La legge di bilancio 2023 stata un’occasione mancata. Per il nuovo Governo per dare un messaggio di novità in linea con il programma elettorale e di creare una discontinuità rispetto alla politica dei precedenti Esecutivi. Mentre Draghi aveva costruito l’obiettivo del suo Governo sulla disponibilità dei fondi del PNRR e quindi sulla necessità di accelerare nelle riforme, il premier Meloni si è dibattuta nell’incombenza di tenere unita la nuova maggioranza e di rendere sostenibile l’azione politica desiderata, problema costante nel passaggio dall’opposizione alla maggioranza di Governo. Il risultato è che l’ultima legge di Bilancio è apparsa ai più come un minestrone già riscaldato molte volte.

Il nuovo Esecutivo ha due grandi attenuanti di non poco conto: l’insediamento nei mesi autunnali che l’ha costretto ad un “tour de force” per evitare l’esercizio provvisorio e la confermata “coperta corta” in un clima di gelida emergenza.

Non solo. Come già avvenuto per i precedenti Governi insediati dopo un rovescio elettorale, in particolare quello giallo verde di cinque anni fa, è mancato tempo per creare nel gruppo di maggioranza quel sistema di competenze necessarie a tradurre in riforme perseguibili i programmi elettorali.

L’ultima clamorosa questione dell’accusa ai benzinai di speculazione sui prezzi della benzina dimostra la cattiva conoscenza del Governo sulle modalità di formazione dei prezzi dei carburanti.

La questione della sanzione per i mancati incassi con pagamento elettronico, annunciata per settimane che sembrava alla rappresentanza un modo nuovo e meno ideologico di affrontare la questione dei pagamenti, è presto rientrata nel nulla di fatto e sparita dai “radar” del Governo.

Alla fine si è in parte osato su certi temi comunque delicati ma senza esagerare: come per la questione del reddito di cittadinanza che per mesi è stato attaccato come elemento nocivo per il lavoro e poi è stato oggetto di un semplice “maquillage” che non ne cambia la natura e nemmeno la sostanza.

Oppure ancora per i voucher del lavoro occasionale, tanto richiesti da imprenditori e familiari che devono gestire punte di lavoro o lavoro occasionale; la legge  ha ampliato la platea dei fruitori e raddoppiato l’importo per beneficiari ma senza spingersi fino al ribaltamento del decreto Gentiloni che nel 2017 ne sancì l’abrogazione.

Infine la quota “103” per la pensione, che sembra la striscia della quota “102” di un anno fa, sempre nella speranza che non prosegua troppo per i malcapitati lavoratori precoci e che risulta ai più troppo poco coraggiosa rispetto alla famosa quota 100 del decreto di quattro anni, che costituì il reale elemento di “rottura” della Legge “Fornero” e dei rapporti con il direttore generale INPS da parte della Lega.

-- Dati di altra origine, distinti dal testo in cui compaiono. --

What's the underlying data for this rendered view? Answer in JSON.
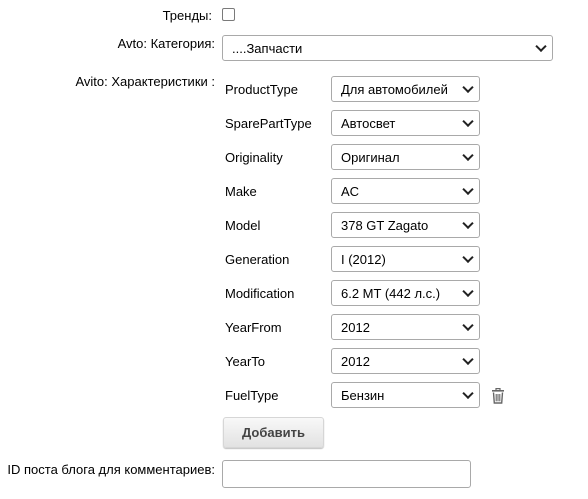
{
  "trends": {
    "label": "Тренды:",
    "checked": false
  },
  "category": {
    "label": "Avto: Категория:",
    "value": "....Запчасти"
  },
  "characteristics": {
    "label": "Avito: Характеристики :",
    "rows": [
      {
        "name": "ProductType",
        "value": "Для автомобилей"
      },
      {
        "name": "SparePartType",
        "value": "Автосвет"
      },
      {
        "name": "Originality",
        "value": "Оригинал"
      },
      {
        "name": "Make",
        "value": "AC"
      },
      {
        "name": "Model",
        "value": "378 GT Zagato"
      },
      {
        "name": "Generation",
        "value": "I (2012)"
      },
      {
        "name": "Modification",
        "value": "6.2 MT (442 л.с.)"
      },
      {
        "name": "YearFrom",
        "value": "2012"
      },
      {
        "name": "YearTo",
        "value": "2012"
      },
      {
        "name": "FuelType",
        "value": "Бензин"
      }
    ],
    "delete_icon": "trash-icon",
    "add_button_label": "Добавить"
  },
  "blog_post": {
    "label": "ID поста блога для комментариев:",
    "value": ""
  }
}
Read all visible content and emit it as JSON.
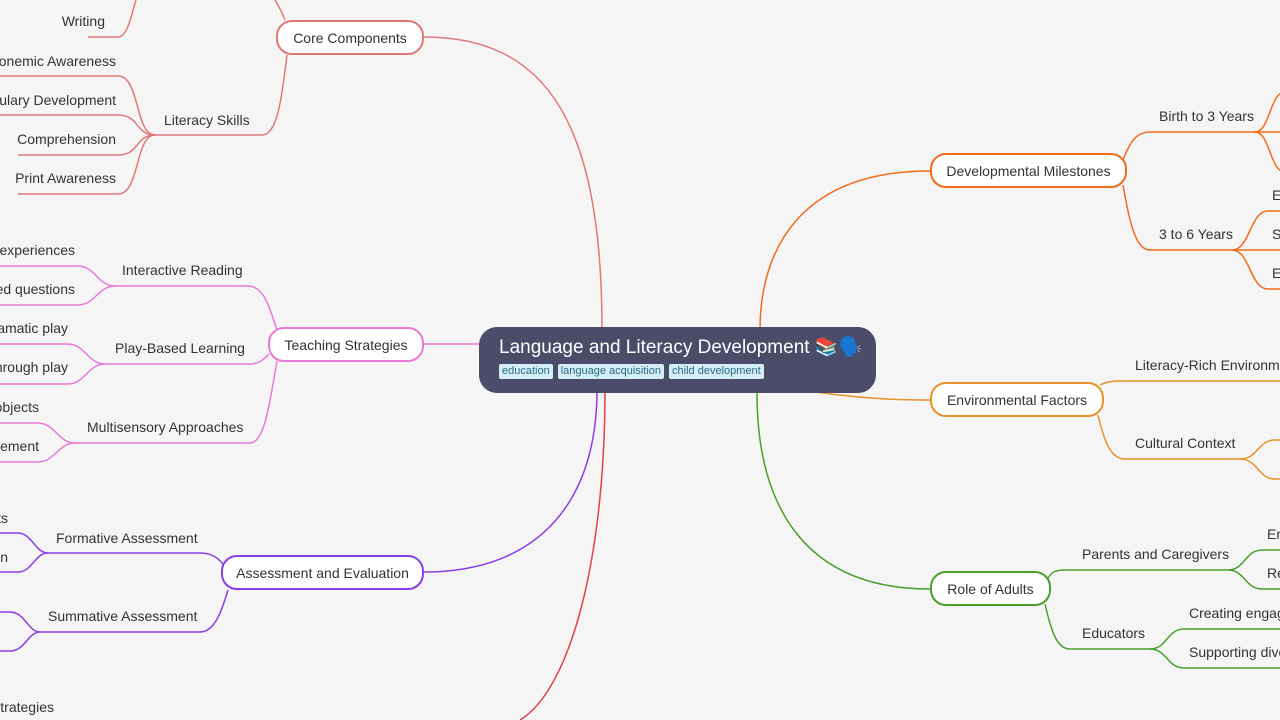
{
  "colors": {
    "background": "#f5f5f5",
    "root": "#4a4c6a",
    "core_components": "#e07878",
    "teaching_strategies": "#e87ad6",
    "assessment": "#8a3ee8",
    "hidden_branch": "#e0404c",
    "developmental": "#f36a1a",
    "environmental": "#e8922a",
    "role_of_adults": "#4aa02c"
  },
  "root": {
    "title": "Language and Literacy Development",
    "emoji": "📚🗣️",
    "tags": [
      "education",
      "language acquisition",
      "child development"
    ]
  },
  "left": {
    "core_components": {
      "label": "Core Components",
      "children": [
        {
          "label": "Writing"
        },
        {
          "label": "Literacy Skills",
          "children": [
            "Phonemic Awareness",
            "Vocabulary Development",
            "Comprehension",
            "Print Awareness"
          ]
        }
      ]
    },
    "teaching_strategies": {
      "label": "Teaching Strategies",
      "children": [
        {
          "label": "Interactive Reading",
          "children": [
            "experiences",
            "ed questions"
          ]
        },
        {
          "label": "Play-Based Learning",
          "children": [
            "amatic play",
            "hrough play"
          ]
        },
        {
          "label": "Multisensory Approaches",
          "children": [
            "objects",
            "ement"
          ]
        }
      ]
    },
    "assessment": {
      "label": "Assessment and Evaluation",
      "children": [
        {
          "label": "Formative Assessment",
          "children": [
            "ts",
            "n"
          ]
        },
        {
          "label": "Summative Assessment"
        }
      ]
    },
    "bottom_fragment": "strategies"
  },
  "right": {
    "developmental": {
      "label": "Developmental Milestones",
      "children": [
        {
          "label": "Birth to 3 Years"
        },
        {
          "label": "3 to 6 Years",
          "children": [
            "E",
            "S",
            "E"
          ]
        }
      ]
    },
    "environmental": {
      "label": "Environmental Factors",
      "children": [
        {
          "label": "Literacy-Rich Environme"
        },
        {
          "label": "Cultural Context"
        }
      ]
    },
    "role_of_adults": {
      "label": "Role of Adults",
      "children": [
        {
          "label": "Parents and Caregivers",
          "children": [
            "Em",
            "Re"
          ]
        },
        {
          "label": "Educators",
          "children": [
            "Creating engag",
            "Supporting dive"
          ]
        }
      ]
    }
  }
}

In mezzo poi tante cose, molte di buon senso e apprezzabili ma nessuna in grado di offrire una soluzione diversa ad un problema già noto. Insomma se formalmente è la solita Legge di Bilancio, con un solo articolo ma quasi mille commi, ci è sembrato che non sia emersa una visione del futuro e soprattutto che sia mancato il coraggio.

Da un Governo che ha i numeri per governare ci aspettiamo di più.